14. The combination of claim 13 wherein said container is constructed of flexible material having a plurality of openings formed therein, said container being at least partially filled by said hardened structural foaming agent and said structural foaming agent portion comprising structural foaming agent which has migrated from the interior of the container to the exterior thereof through said openings prior to hardening of said structural foaming agent.

15. The combination of claim 13 wherein said first load bearing structural element comprises an underground enclosure and wherein said second load bearing structural element comprises a frame spaced from said underground enclosure.

16. The combination of claim 13 wherein a plurality of containers containing structural foaming agent hardened in situ are positioned between said load bearing structural elements.

17. The combination of claim 10 wherein at least some of said containers are in engagement and bonded together by structural foaming agent disposed externally of said container.

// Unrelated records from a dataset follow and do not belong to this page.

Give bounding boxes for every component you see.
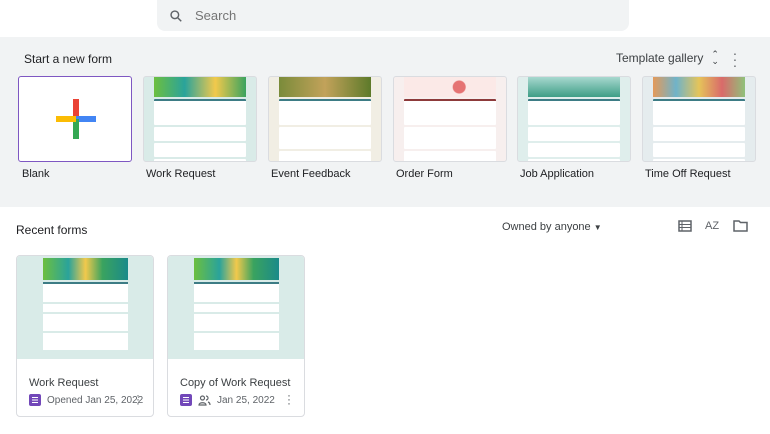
- shared-people-icon: [198, 394, 211, 406]
- search-bar[interactable]: [157, 0, 629, 31]
- template-event-feedback[interactable]: [268, 76, 382, 162]
- form-thumbnail: [17, 256, 153, 359]
- search-icon: [170, 9, 182, 22]
- template-job-application[interactable]: [517, 76, 631, 162]
- recent-form-card[interactable]: Copy of Work Request Jan 25, 2022 · · ·: [167, 255, 305, 417]
- form-title: Copy of Work Request: [180, 377, 291, 389]
- plus-icon: [56, 99, 96, 139]
- template-label: Order Form: [396, 168, 453, 180]
- template-blank[interactable]: [18, 76, 132, 162]
- dropdown-arrow-icon: ▼: [593, 223, 602, 232]
- folder-icon[interactable]: [733, 219, 748, 233]
- forms-icon: [29, 394, 41, 406]
- form-title: Work Request: [29, 377, 99, 389]
- template-label: Work Request: [146, 168, 216, 180]
- template-time-off-request[interactable]: [642, 76, 756, 162]
- recent-form-card[interactable]: Work Request Opened Jan 25, 2022 · · ·: [16, 255, 154, 417]
- more-options-icon[interactable]: · · ·: [135, 389, 141, 409]
- section-heading: Start a new form: [24, 52, 113, 66]
- template-label: Job Application: [520, 168, 594, 180]
- sort-az-icon[interactable]: A͏Z: [705, 220, 719, 232]
- recent-forms-heading: Recent forms: [16, 223, 88, 237]
- template-gallery-button[interactable]: Template gallery ⌃ ⌄: [616, 49, 719, 66]
- template-gallery-label: Template gallery: [616, 51, 704, 65]
- search-input[interactable]: [195, 8, 595, 23]
- owner-filter-dropdown[interactable]: Owned by anyone ▼: [502, 221, 602, 233]
- template-label: Blank: [22, 168, 50, 180]
- form-thumbnail: [168, 256, 304, 359]
- template-label: Event Feedback: [271, 168, 351, 180]
- more-options-icon[interactable]: · · ·: [730, 46, 740, 72]
- form-date: Jan 25, 2022: [217, 394, 275, 406]
- more-options-icon[interactable]: · · ·: [286, 389, 292, 409]
- template-label: Time Off Request: [645, 168, 731, 180]
- template-work-request[interactable]: [143, 76, 257, 162]
- owner-filter-label: Owned by anyone: [502, 221, 591, 233]
- forms-icon: [180, 394, 192, 406]
- template-gallery-section: Start a new form Template gallery ⌃ ⌄ · · · …: [0, 37, 770, 207]
- form-date: Opened Jan 25, 2022: [47, 394, 144, 406]
- list-view-icon[interactable]: [678, 219, 692, 233]
- template-order-form[interactable]: [393, 76, 507, 162]
- unfold-icon: ⌃ ⌄: [711, 49, 719, 66]
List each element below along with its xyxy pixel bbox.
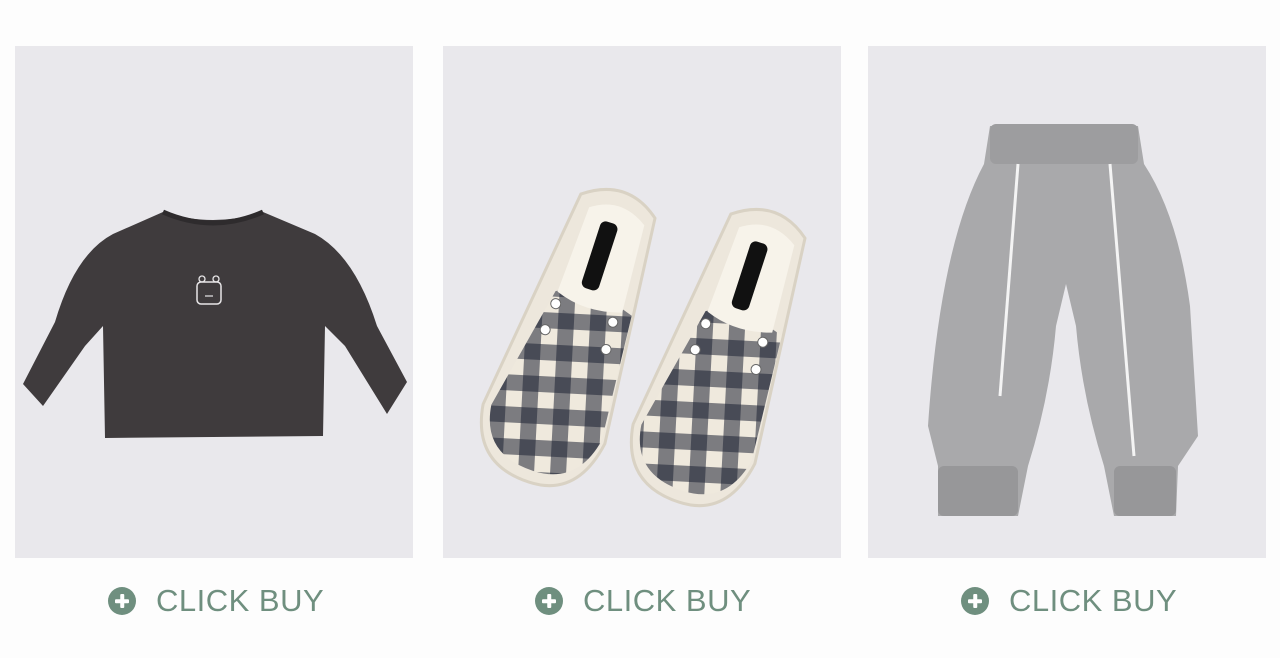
plus-circle-icon (108, 587, 136, 615)
click-buy-label: CLICK BUY (1009, 583, 1178, 618)
click-buy-button-3[interactable]: CLICK BUY (961, 580, 1177, 622)
click-buy-button-1[interactable]: CLICK BUY (108, 580, 324, 622)
click-buy-button-2[interactable]: CLICK BUY (535, 580, 751, 622)
plus-circle-icon (535, 587, 563, 615)
product-image-tshirt[interactable] (15, 46, 413, 558)
click-buy-label: CLICK BUY (156, 583, 325, 618)
product-image-pants[interactable] (868, 46, 1266, 558)
tshirt-image (23, 209, 407, 438)
pants-image (928, 124, 1198, 516)
shoes-image (479, 187, 807, 508)
click-buy-label: CLICK BUY (583, 583, 752, 618)
plus-circle-icon (961, 587, 989, 615)
product-image-shoes[interactable] (443, 46, 841, 558)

18. The combination of claim 17 wherein at least some of said containers include segments overlapping with segments of other of said containers.

19. A method of stabilizing a first structural element relative to a second structural element defining a void space therebetween, said method comprising the steps of:

inserting a structural foaming agent into a flexible container;

after said insertion step, positioning said flexible container into the void space between said structural elements;

after said positioning step, foaming said agent within said flexible container and creating an internal pressure within said flexible container with said foaming agent;

during said foaming step, utilizing said pressure to change the shape of said container and force a portion of said agent from the interior of said container to the exterior thereof and into contact with at least one of said structural elements;

creating a bond between said agent portion and said at least one structural element after contact therebetween while hardening said agent; and

maintaining said bond after said agent hardens.